Stuffed Potato Skins with Lemon & Chive Yogurt
For the stuffed potato skins
4 large baking potatoes
2 to 3 tablespoons olive oil
1 leek, finely sliced, green parts included
4 cloves of garlic, peeled and crushed
1 small head of broccoli, florets and stems finely diced
10 1/2 ounces wild mushrooms of your choice, roughly chopped
1/2 teaspoon dried rosemary
1/2 teaspoon dried sage
1 teaspoon dried thyme (or 2 teaspoons mixed herbs instead of the previous three)
1 teaspoon salt
1/4 teaspoon freshly ground black pepper
1/3 cup almond milk or soy milk
A big handful of toasted sunflower seeds
2 tablespoons nutritional yeast flakes
2 tablespoons whole grain mustard
For the lemon and chive yogurt
A handful of fresh chives, finely chopped
1 1/4 cups unsweetened soy yogurt
1 tablespoon lemon juice
1/2 tablespoon lemon zest
A large pinch of sea salt
1. Preheat the oven to 350 degrees.
2. Prick the potatoes all over with a fork and rub them with oil.
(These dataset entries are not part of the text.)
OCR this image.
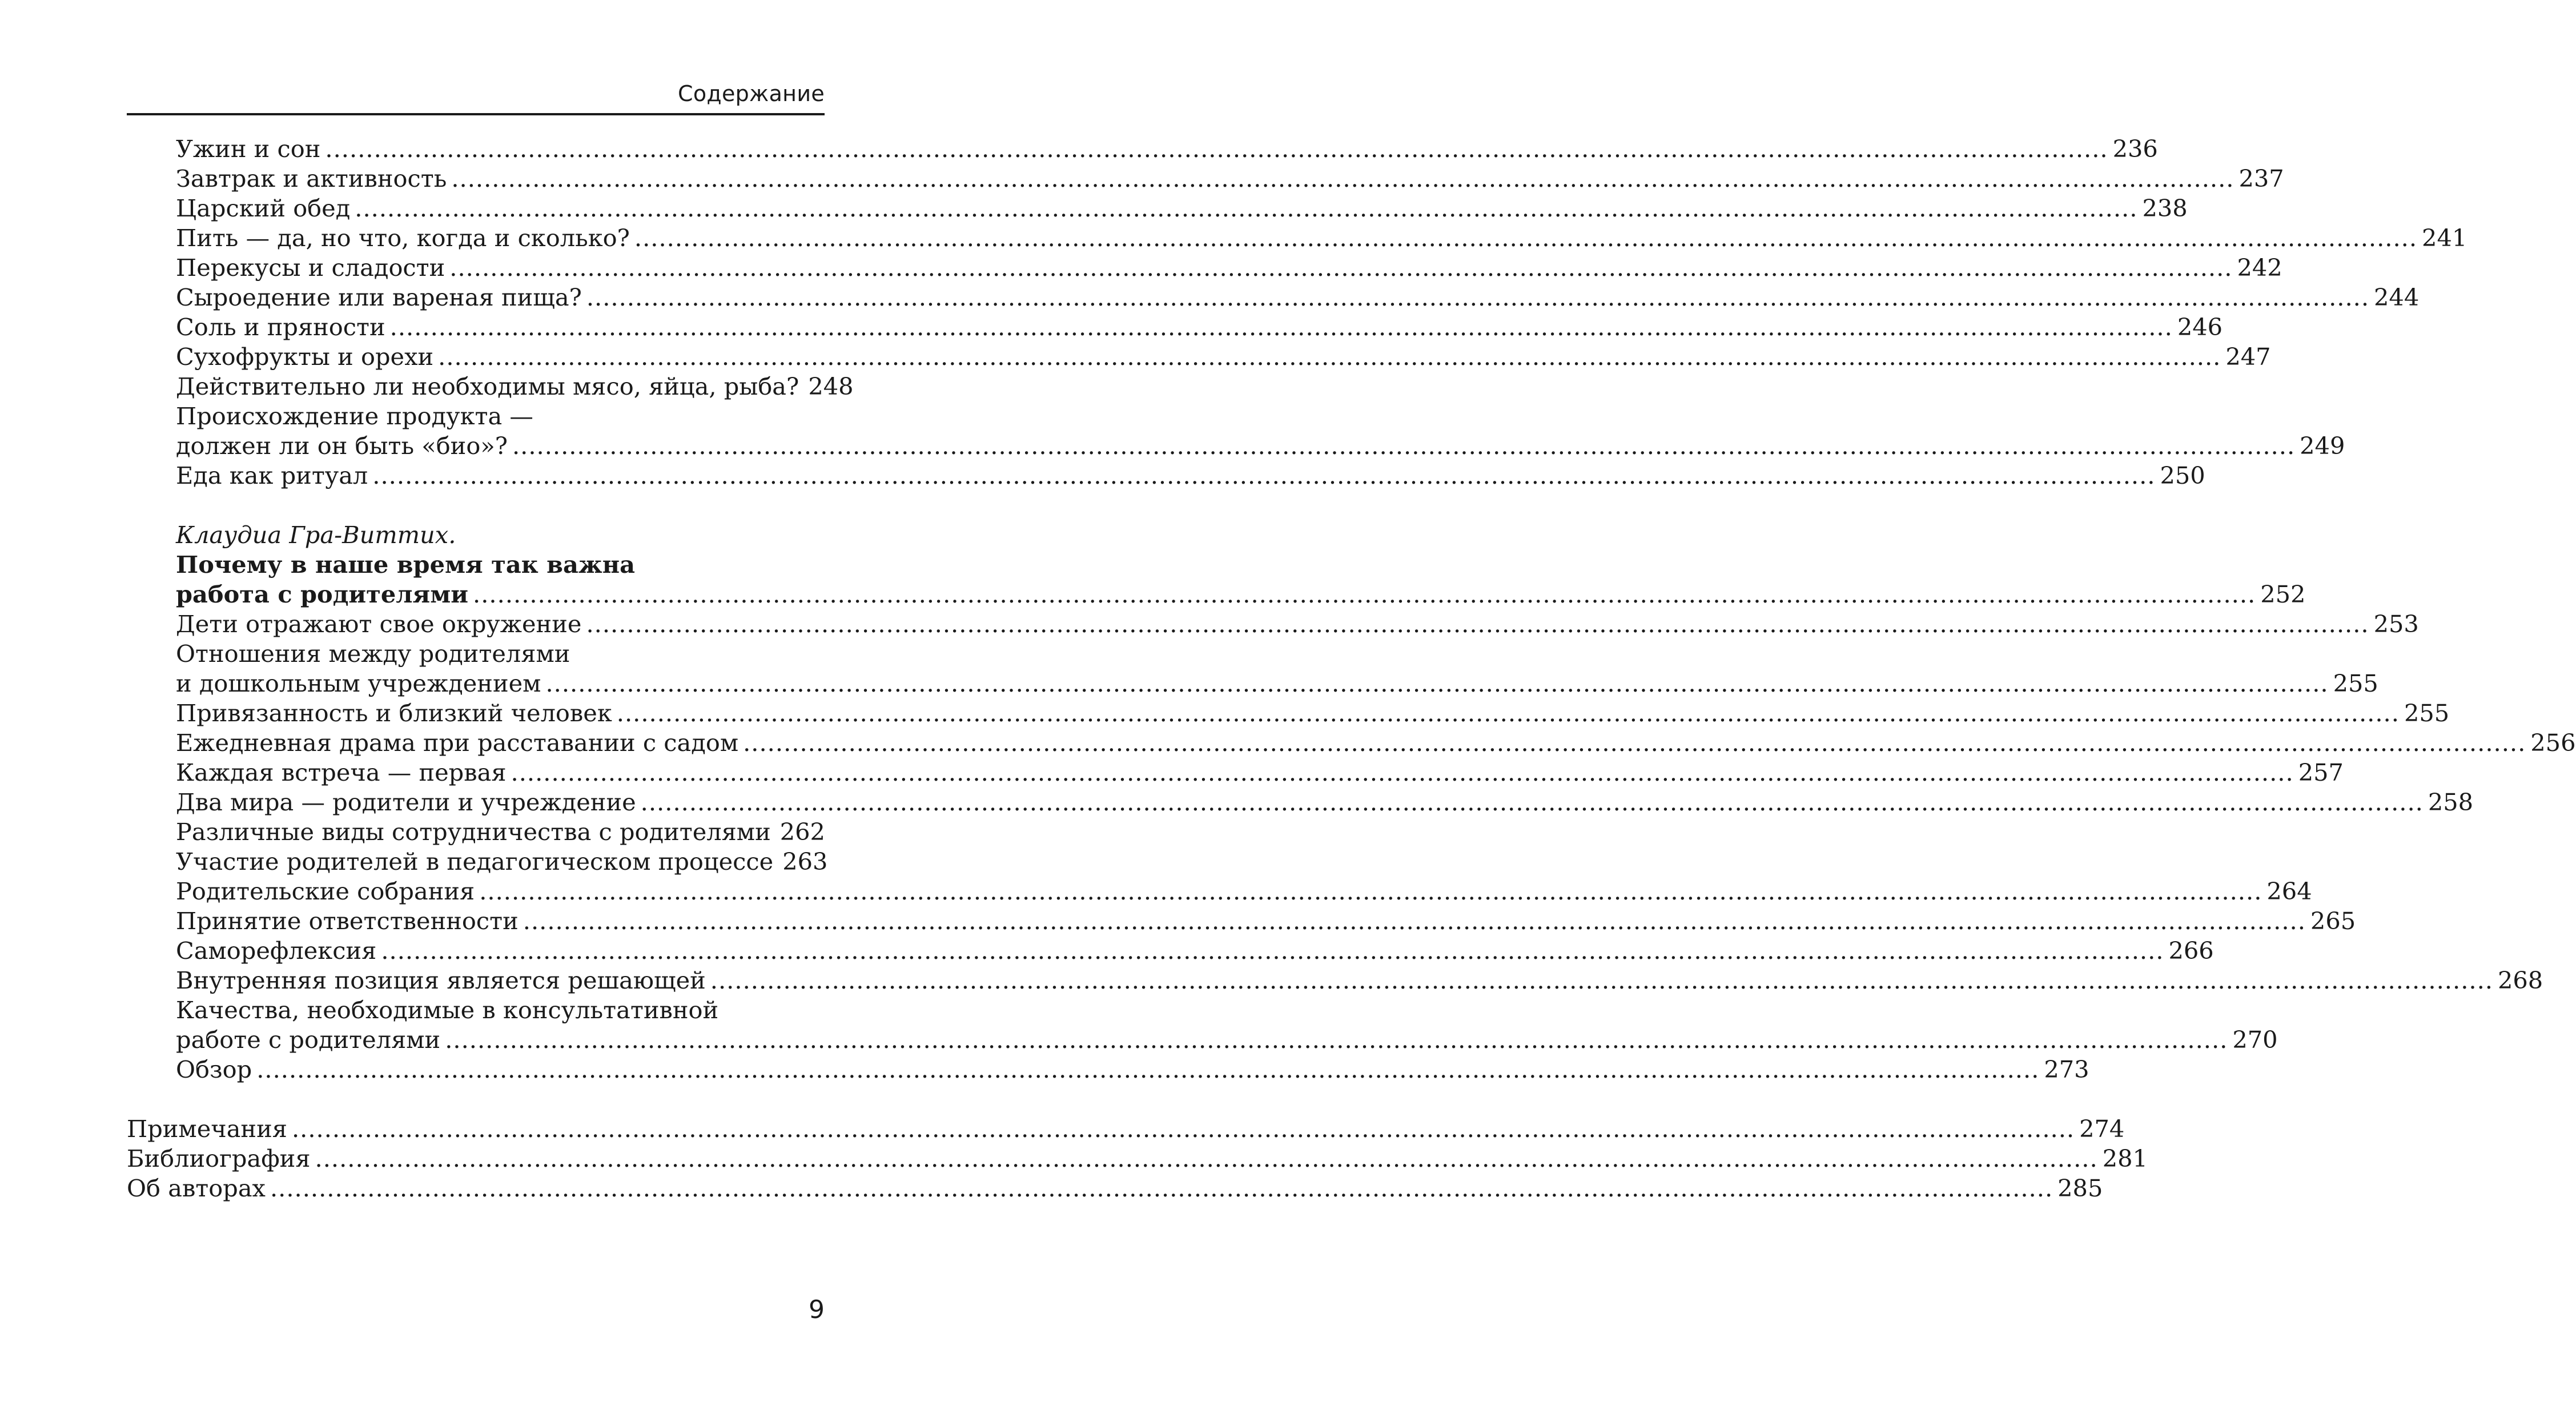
Содержание
Ужин и сон ............................................................................................................................................................................................................................ 236
Завтрак и активность ............................................................................................................................................................................................................................ 237
Царский обед ............................................................................................................................................................................................................................ 238
Пить — да, но что, когда и сколько? ............................................................................................................................................................................................................................ 241
Перекусы и сладости ............................................................................................................................................................................................................................ 242
Сыроедение или вареная пища? ............................................................................................................................................................................................................................ 244
Соль и пряности ............................................................................................................................................................................................................................ 246
Сухофрукты и орехи ............................................................................................................................................................................................................................ 247
Действительно ли необходимы мясо, яйца, рыба? 248
Происхождение продукта —
должен ли он быть «био»? ............................................................................................................................................................................................................................ 249
Еда как ритуал ............................................................................................................................................................................................................................ 250
Клаудиа Гра-Виттих.
Почему в наше время так важна
работа с родителями ............................................................................................................................................................................................................................ 252
Дети отражают свое окружение ............................................................................................................................................................................................................................ 253
Отношения между родителями
и дошкольным учреждением ............................................................................................................................................................................................................................ 255
Привязанность и близкий человек ............................................................................................................................................................................................................................ 255
Ежедневная драма при расставании с садом ............................................................................................................................................................................................................................ 256
Каждая встреча — первая ............................................................................................................................................................................................................................ 257
Два мира — родители и учреждение ............................................................................................................................................................................................................................ 258
Различные виды сотрудничества с родителями 262
Участие родителей в педагогическом процессе 263
Родительские собрания ............................................................................................................................................................................................................................ 264
Принятие ответственности ............................................................................................................................................................................................................................ 265
Саморефлексия ............................................................................................................................................................................................................................ 266
Внутренняя позиция является решающей ............................................................................................................................................................................................................................ 268
Качества, необходимые в консультативной
работе с родителями ............................................................................................................................................................................................................................ 270
Обзор ............................................................................................................................................................................................................................ 273
Примечания ............................................................................................................................................................................................................................ 274
Библиография ............................................................................................................................................................................................................................ 281
Об авторах ............................................................................................................................................................................................................................ 285
9
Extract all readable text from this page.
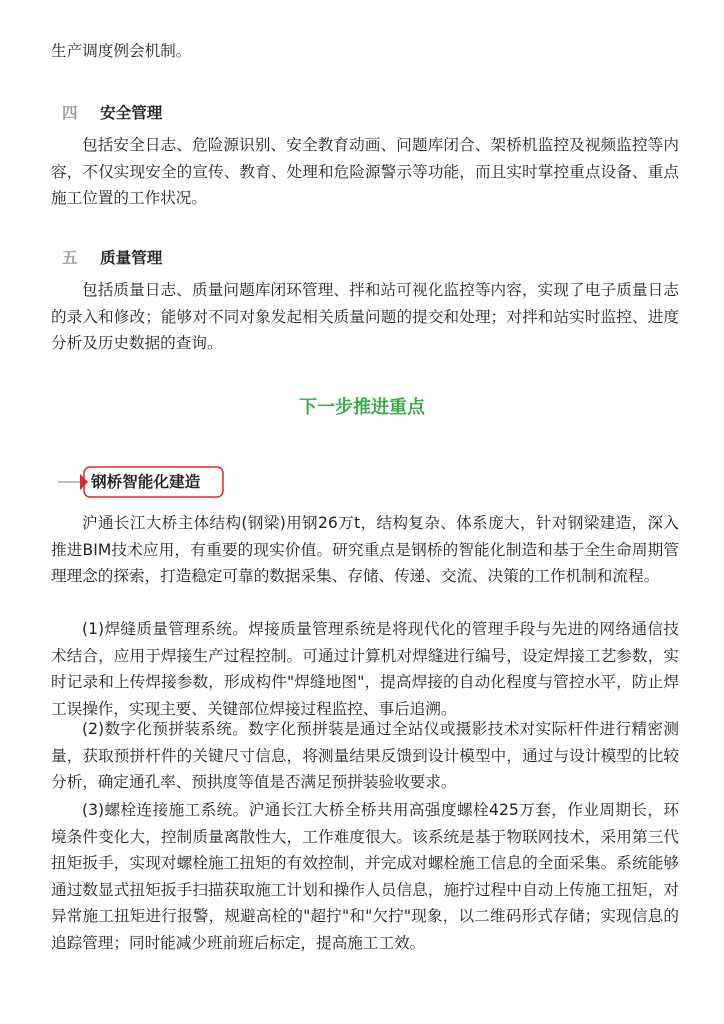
生产调度例会机制。

四	安全管理

包括安全日志、危险源识别、安全教育动画、问题库闭合、架桥机监控及视频监控等内容，不仅实现安全的宣传、教育、处理和危险源警示等功能，而且实时掌控重点设备、重点施工位置的工作状况。

五	质量管理

包括质量日志、质量问题库闭环管理、拌和站可视化监控等内容，实现了电子质量日志的录入和修改；能够对不同对象发起相关质量问题的提交和处理；对拌和站实时监控、进度分析及历史数据的查询。

下一步推进重点
钢桥智能化建造

沪通长江大桥主体结构(钢梁)用钢26万t，结构复杂、体系庞大，针对钢梁建造，深入推进BIM技术应用，有重要的现实价值。研究重点是钢桥的智能化制造和基于全生命周期管理理念的探索，打造稳定可靠的数据采集、存储、传递、交流、决策的工作机制和流程。

(1)焊缝质量管理系统。焊接质量管理系统是将现代化的管理手段与先进的网络通信技术结合，应用于焊接生产过程控制。可通过计算机对焊缝进行编号，设定焊接工艺参数，实时记录和上传焊接参数，形成构件"焊缝地图"，提高焊接的自动化程度与管控水平，防止焊工误操作，实现主要、关键部位焊接过程监控、事后追溯。

(2)数字化预拼装系统。数字化预拼装是通过全站仪或摄影技术对实际杆件进行精密测量，获取预拼杆件的关键尺寸信息，将测量结果反馈到设计模型中，通过与设计模型的比较分析，确定通孔率、预拱度等值是否满足预拼装验收要求。

(3)螺栓连接施工系统。沪通长江大桥全桥共用高强度螺栓425万套，作业周期长，环境条件变化大，控制质量离散性大，工作难度很大。该系统是基于物联网技术，采用第三代扭矩扳手，实现对螺栓施工扭矩的有效控制，并完成对螺栓施工信息的全面采集。系统能够通过数显式扭矩扳手扫描获取施工计划和操作人员信息，施拧过程中自动上传施工扭矩，对异常施工扭矩进行报警，规避高栓的"超拧"和"欠拧"现象，以二维码形式存储；实现信息的追踪管理；同时能减少班前班后标定，提高施工工效。
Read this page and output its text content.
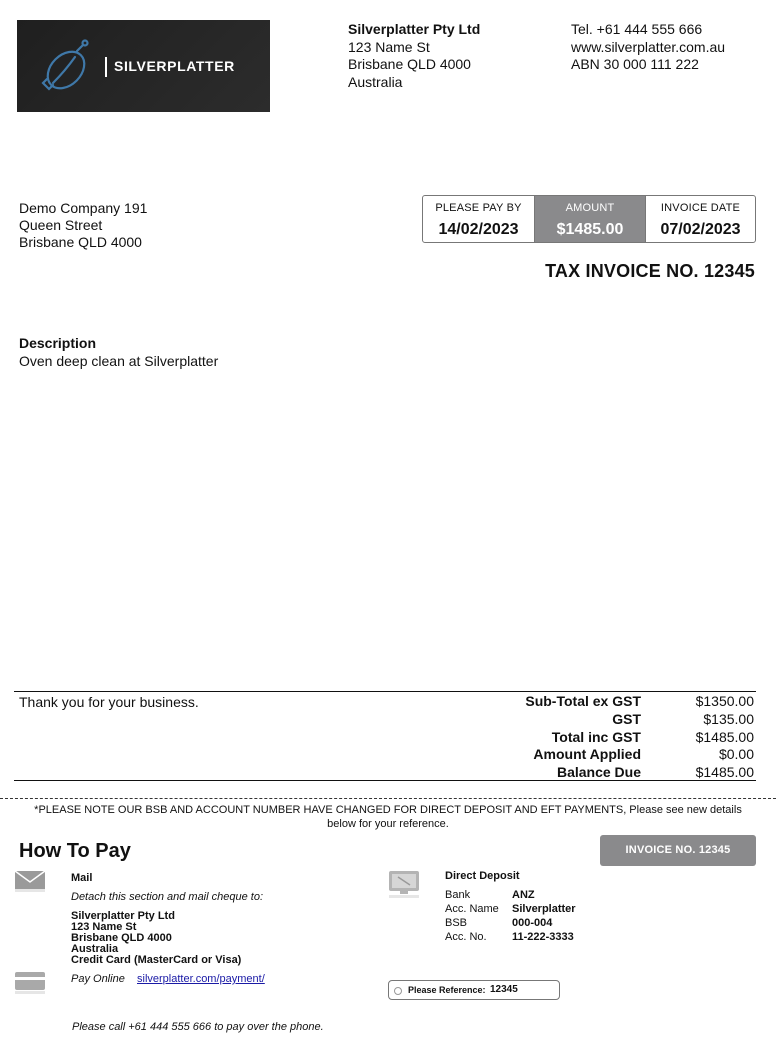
SILVERPLATTER
Silverplatter Pty Ltd
123 Name St
Brisbane QLD 4000
Australia
Tel. +61 444 555 666
www.silverplatter.com.au
ABN 30 000 111 222
Demo Company 191
Queen Street
Brisbane QLD 4000
PLEASE PAY BY
14/02/2023
AMOUNT
$1485.00
INVOICE DATE
07/02/2023
TAX INVOICE NO. 12345
Description
Oven deep clean at Silverplatter
Thank you for your business.	Sub-Total ex GST	$1350.00
GST	$135.00
Total inc GST	$1485.00
Amount Applied	$0.00
Balance Due	$1485.00
*PLEASE NOTE OUR BSB AND ACCOUNT NUMBER HAVE CHANGED FOR DIRECT DEPOSIT AND EFT PAYMENTS, Please see new details
below for your reference.
How To Pay	INVOICE NO. 12345
Mail
Detach this section and mail cheque to:
Silverplatter Pty Ltd
123 Name St
Brisbane QLD 4000
Australia
Credit Card (MasterCard or Visa)
Pay Online silverplatter.com/payment/
Please call +61 444 555 666 to pay over the phone.
Direct Deposit
Bank	ANZ
Acc. Name	Silverplatter
BSB	000-004
Acc. No.	11-222-3333
Please Reference: 12345
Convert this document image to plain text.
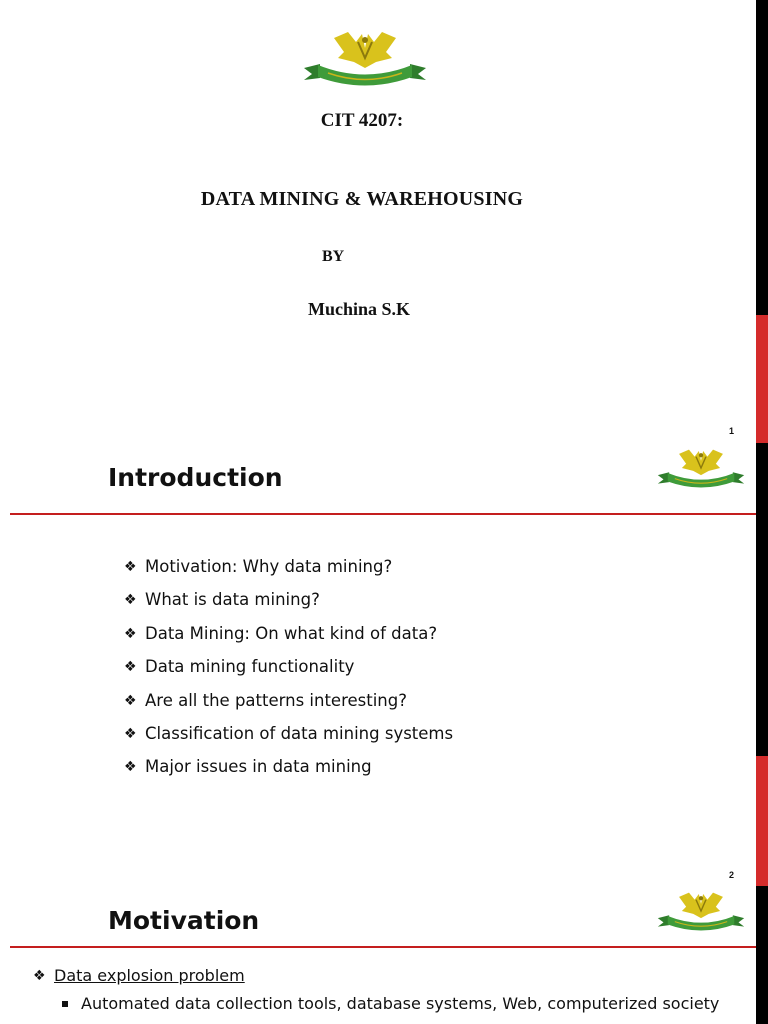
CIT 4207:
DATA MINING & WAREHOUSING
BY
Muchina S.K
1
Introduction
❖ Motivation: Why data mining?
❖ What is data mining?
❖ Data Mining: On what kind of data?
❖ Data mining functionality
❖ Are all the patterns interesting?
❖ Classification of data mining systems
❖ Major issues in data mining
2
Motivation
❖ Data explosion problem
Automated data collection tools, database systems, Web, computerized society
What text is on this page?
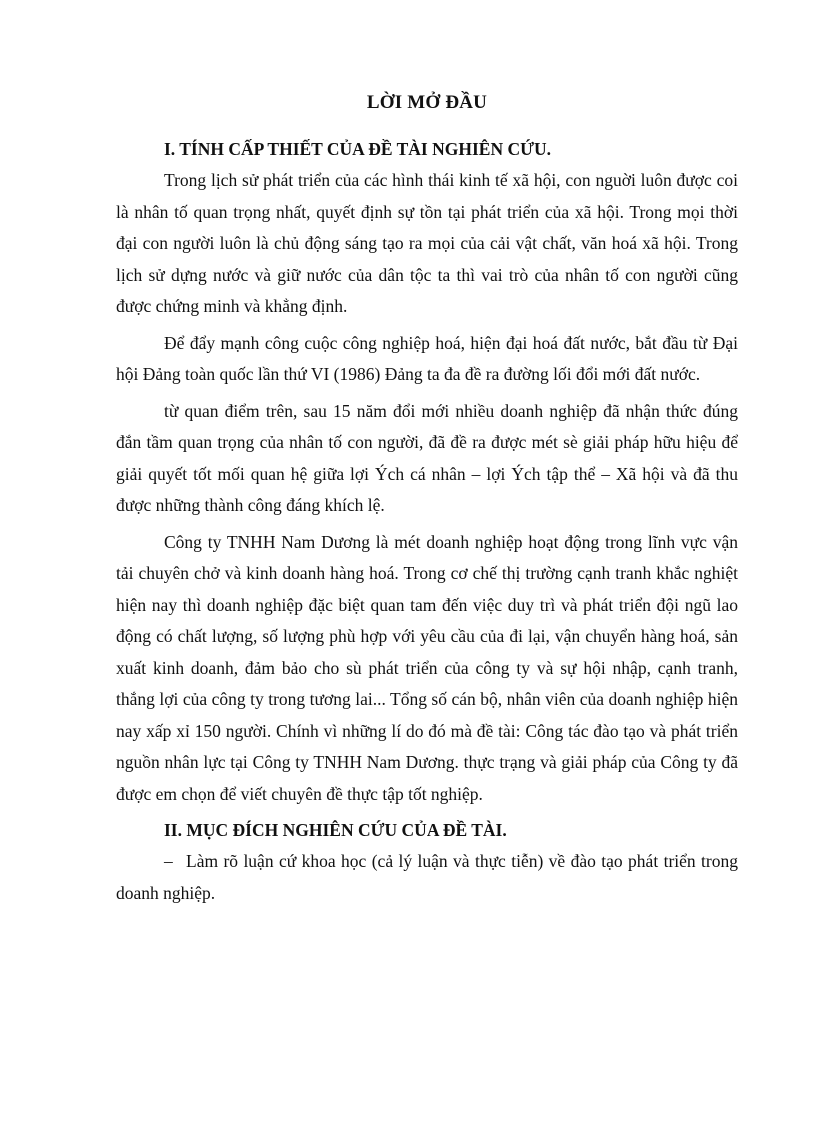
LỜI MỞ ĐẦU
I. TÍNH CẤP THIẾT CỦA ĐỀ TÀI NGHIÊN CỨU.

Trong lịch sử phát triển của các hình thái kinh tế xã hội, con nguời luôn được coi là nhân tố quan trọng nhất, quyết định sự tồn tại phát triển của xã hội. Trong mọi thời đại con người luôn là chủ động sáng tạo ra mọi của cải vật chất, văn hoá xã hội. Trong lịch sử dựng nước và giữ nước của dân tộc ta thì vai trò của nhân tố con người cũng được chứng minh và khẳng định.

Để đẩy mạnh công cuộc công nghiệp hoá, hiện đại hoá đất nước, bắt đầu từ Đại hội Đảng toàn quốc lần thứ VI (1986) Đảng ta đa đề ra đường lối đổi mới đất nước.

từ quan điểm trên, sau 15 năm đổi mới nhiều doanh nghiệp đã nhận thức đúng đắn tầm quan trọng của nhân tố con người, đã đề ra được mét sè giải pháp hữu hiệu để giải quyết tốt mối quan hệ giữa lợi Ých cá nhân – lợi Ých tập thể – Xã hội và đã thu được những thành công đáng khích lệ.

Công ty TNHH Nam Dương là mét doanh nghiệp hoạt động trong lĩnh vực vận tải chuyên chở và kinh doanh hàng hoá. Trong cơ chế thị trường cạnh tranh khắc nghiệt hiện nay thì doanh nghiệp đặc biệt quan tam đến việc duy trì và phát triển đội ngũ lao động có chất lượng, số lượng phù hợp với yêu cầu của đi lại, vận chuyển hàng hoá, sản xuất kinh doanh, đảm bảo cho sù phát triển của công ty và sự hội nhập, cạnh tranh, thắng lợi của công ty trong tương lai... Tổng số cán bộ, nhân viên của doanh nghiệp hiện nay xấp xỉ 150 người. Chính vì những lí do đó mà đề tài: Công tác đào tạo và phát triển nguồn nhân lực tại Công ty TNHH Nam Dương. thực trạng và giải pháp của Công ty đã được em chọn để viết chuyên đề thực tập tốt nghiệp.

II. MỤC ĐÍCH NGHIÊN CỨU CỦA ĐỀ TÀI.

– Làm rõ luận cứ khoa học (cả lý luận và thực tiễn) về đào tạo phát triển trong doanh nghiệp.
Bake for an hour and 15 minutes, until golden and soft, turning them over once during that time. Cut them in half and leave to cool.
3. Heat 1 tablespoon of olive oil in a large frying pan on medium and sauté your leeks for 6 minutes, until softened. Add the garlic, broccoli and mushrooms and cook for another 5 minutes. Pop in the dried herbs, stir and season, then remove from the heat and cover.
4. The potatoes should now be cool enough to handle. Carefully scoop out the insides and put them into a bowl, leaving the crispy skins intact. Mash the insides with the milk, then stir in the vegetables, seeds, nutritional yeast flakes and mustard, adding a little more salt as needed. Spoon the mash back into the waiting skins, packing them full to bursting, and place them on an oiled baking tray. Pop the potatoes back into the oven for 10 to 15 minutes, until piping hot.
5. For the lemon and chive yogurt, mix all the ingredients together in a bowl.
6. Serve the stuffed potato skins with a dollop of lemon and chive yogurt on the side.